罪滅ぼしに、オオハリアリについて少し調べてみました。このアリはもともと東アジアに分布するのですが、1930年代に日本から米国に入り、米国では外来種として扱われています。これが最近急速に増えてきて、問題になっています(Rice and Silverman, PLOS ONE 8, e56281 (2013)による)。というのは、オオハリアリは噛むときに毒液を注入するからです。この毒液の中には、アミノ酸、蟻酸、ヒスタミン、ヒアルロニダーゼ、ホスホリパーゼ、テルペンなどを含んでいます。噛まれると一種のアレルギー反応が起きて、80%の人は5cm以下の紅斑、痛み、蕁麻疹ができ、この症状は2時間から5日続きます。12%の人は5cm以上の腫れ、痛み、ひどい蕁麻疹ができ、症状が3日から14日ほど続きます。残りの8%の人は変化がなかったとのことです(Nelder et al., J. Medical Entomology 43, 1096 (2006)による)。これに噛まれてしばらくしてからもう一度噛まれると、いわゆるアナフィラキシー症状を呈することがあります。夏秋優氏が日本衛生動物学会で発表したところによると、2ヶ月前に噛まれた人が2度目に噛まれて10分後に全身に紅斑、膨疹、動悸、気分不良を訴えて救急車で運ばれたそうです(夏秋優、衛生動物 61, Suppl. 63 (2010)による)。小さなアリでも気を付けないといけないですね。

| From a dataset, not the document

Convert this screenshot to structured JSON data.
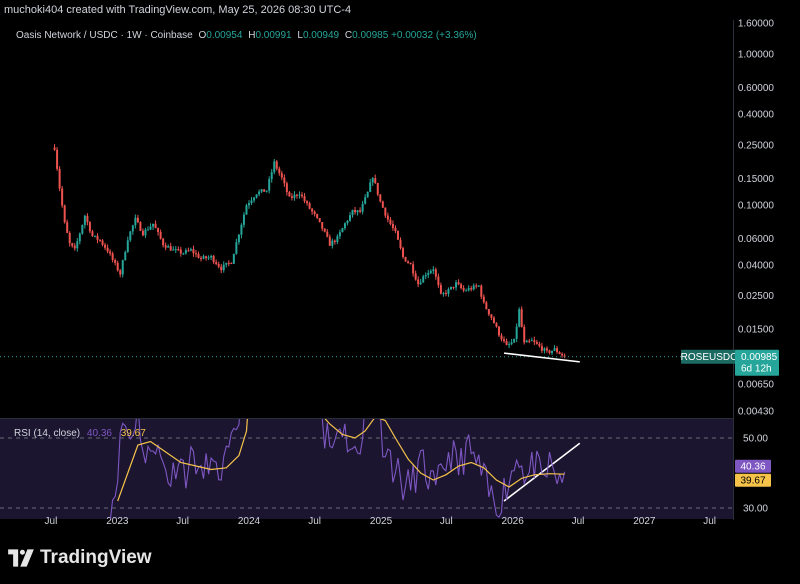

また、「日本産アリ類図鑑」によると、最近、オオハリアリと呼ばれている各地の個体のミトコンドリアDNAを調べた結果、2種が混在することが分かったそうです。一方はそのままオオハリアリ、もう一方はナカスジハリアリと命名されました。この2種の外見上の区別は微妙ですが、腹柄節や前胸背板前側縁の形から識別可能とのことです)
甲虫もいろいろといたのですが、分かりにくい種が多かったです。これは顔を隠しているので、なおさら分かりませんが、たぶん、ゾウムシでしょうね。そう思って図鑑を探してみると、ホソクチカクシゾウムシというのが似ていました。本当に口を隠していますね。
これも同じような格好をしていますね。胸背にぶつぶつがあって、何となく分かるかなと思ったのですが、やはりはっきりしません。たぶん、以前教えていただいた
これも似た種があって、いつも迷うゾウムシです。クリアナアキゾウムシとリンゴアナアキゾウムシの違いは「図鑑」によると、小盾板に点刻が全面に密にあるかないかで、この個体はよく見ると小盾板は光っているので、点刻の少ない方のクリアナアキゾウムシかなと思いました。
これはベニカミキリですね。
この甲虫も迷いました。「日本産コガネムシ上科標準図鑑」の図版と絵合わせをしてみると、何となくクロコガネに似ているなと思いました。(追記:通りすがりさんから、「コガネムシはクロコガネのオスかな。」というコメントをいただきました。どうも有難うございました)
それにこの間から出てきているアオカミキリモドキです。
これはホシウスバカゲロウですね。
それにヒシウンカの仲間です。写真はうまく撮れたのですが、名前はどうせ分からないだろうなと思って調べていません。
このハエトリはいつものハエトリと違いますね。「日本のクモ」で調べてみると、シラヒゲハエトリという種に似ています。記録を見ると昨年の9月にも見ているようです。
最後はいつものウロコアシナガグモらしい個体です。最近、よく見ますね。